Masinton Pasaribu mengingatkan, pejabat tidak boleh mempromosikan diri untuk kepentingan politik dengan nebeng fasilitas negara.

“Kalau lu masyarakat sipil, ingin mencalonkan diri, harus masuk partai politik dong. Jangan merasa populer, apalagi nebeng fasilitas negara. Punya uang, terus lu bisa dikte semua, enggak boleh,” tuturnya.

Sebelumnya, Erick pernah membantah bahwa foto dirinya yang muncul di ATM bank BUMN karena ingin menjadi capres 2024. Ia mengklaim, pemanfaatan aset BUMN itu dilakukan sebagai langkah menyosialisasikan nilai BUMN, yaitu AKHLAK yang merupakan singkatan dari Amanah, Kompeten, Harmonis, Loyal, Adaptif, dan Kolaboratif.

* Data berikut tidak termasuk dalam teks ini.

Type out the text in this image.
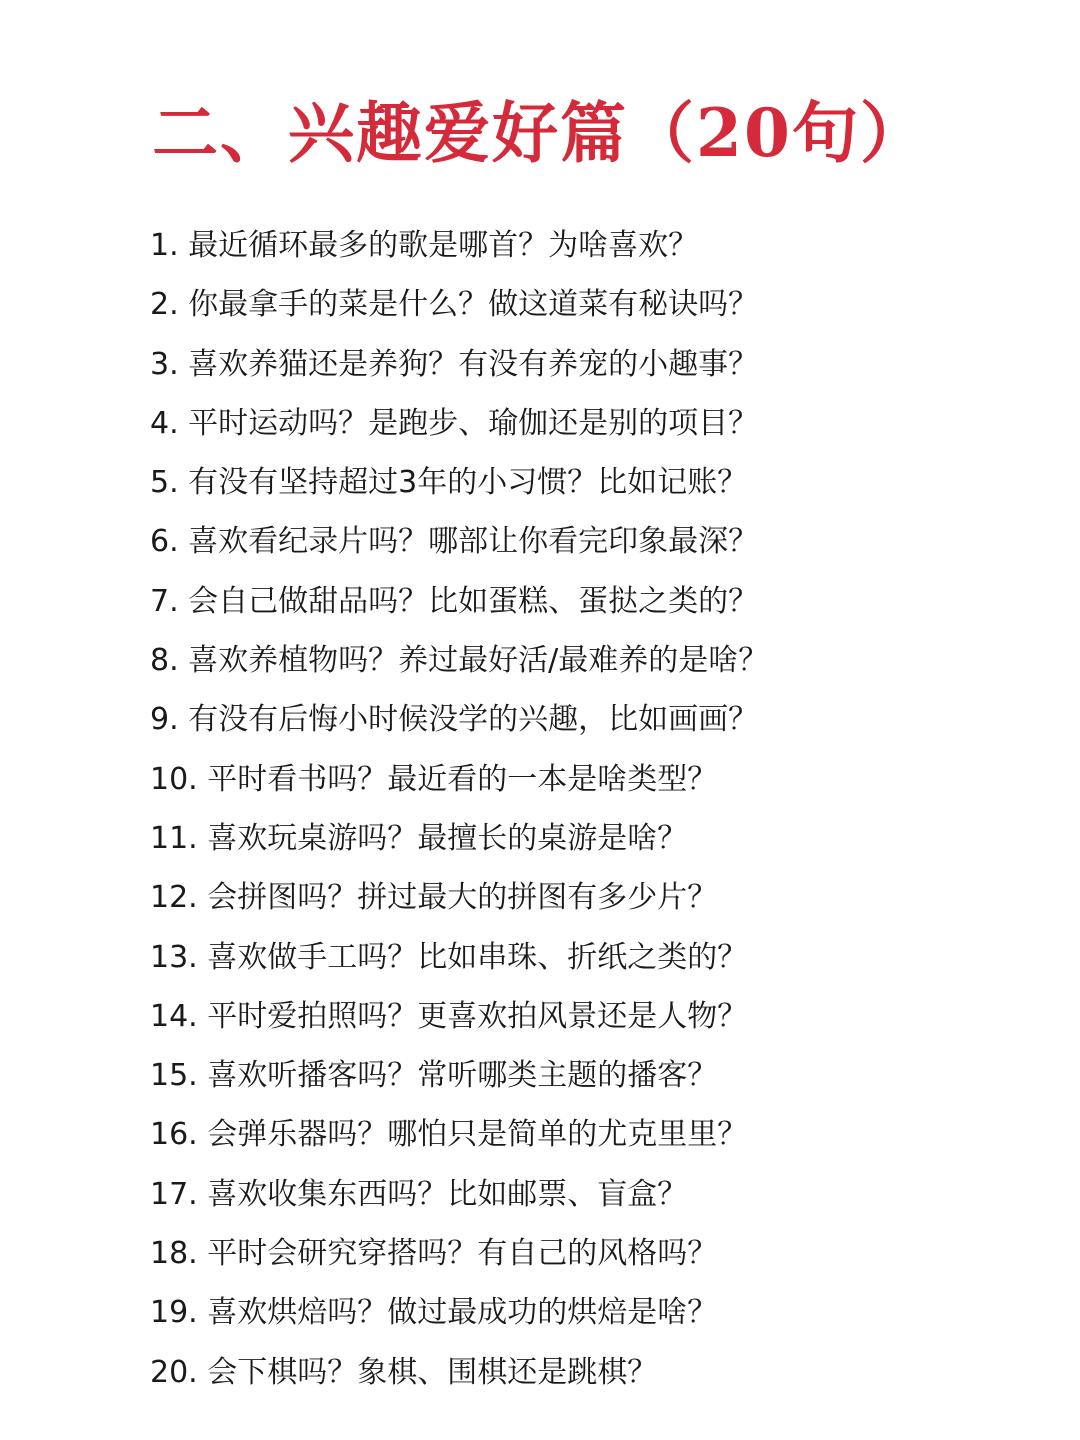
二、兴趣爱好篇（20句）
1. 最近循环最多的歌是哪首？为啥喜欢？
2. 你最拿手的菜是什么？做这道菜有秘诀吗？
3. 喜欢养猫还是养狗？有没有养宠的小趣事？
4. 平时运动吗？是跑步、瑜伽还是别的项目？
5. 有没有坚持超过3年的小习惯？比如记账？
6. 喜欢看纪录片吗？哪部让你看完印象最深？
7. 会自己做甜品吗？比如蛋糕、蛋挞之类的？
8. 喜欢养植物吗？养过最好活/最难养的是啥？
9. 有没有后悔小时候没学的兴趣，比如画画？
10. 平时看书吗？最近看的一本是啥类型？
11. 喜欢玩桌游吗？最擅长的桌游是啥？
12. 会拼图吗？拼过最大的拼图有多少片？
13. 喜欢做手工吗？比如串珠、折纸之类的？
14. 平时爱拍照吗？更喜欢拍风景还是人物？
15. 喜欢听播客吗？常听哪类主题的播客？
16. 会弹乐器吗？哪怕只是简单的尤克里里？
17. 喜欢收集东西吗？比如邮票、盲盒？
18. 平时会研究穿搭吗？有自己的风格吗？
19. 喜欢烘焙吗？做过最成功的烘焙是啥？
20. 会下棋吗？象棋、围棋还是跳棋？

“Di aset BUMN kita bicara mengenai kampanye AKHLAK, bukan pilih Erick Thohir atau misalnya saya membicarakan propaganda keberhasilan saya. Enggak. Itu AKHLAK. Itu konteksnya hari itu,” ujar Erick dalam acara Kick Andy Show, November lalu.

ErickĀ Thohir berdalih, banyak menteri yang juga memasang baliho dengan wajah mereka di depan kantornya. “Apa berarti dia menggunakan fasilitas publik untuk mempromosikan dirinya? Untuk sesuatu? Kan enggak. Jadi kalau konteksnya itu, saya rasa wajar-wajar saja, semua kementerian melakukan itu juga,” tuturnya.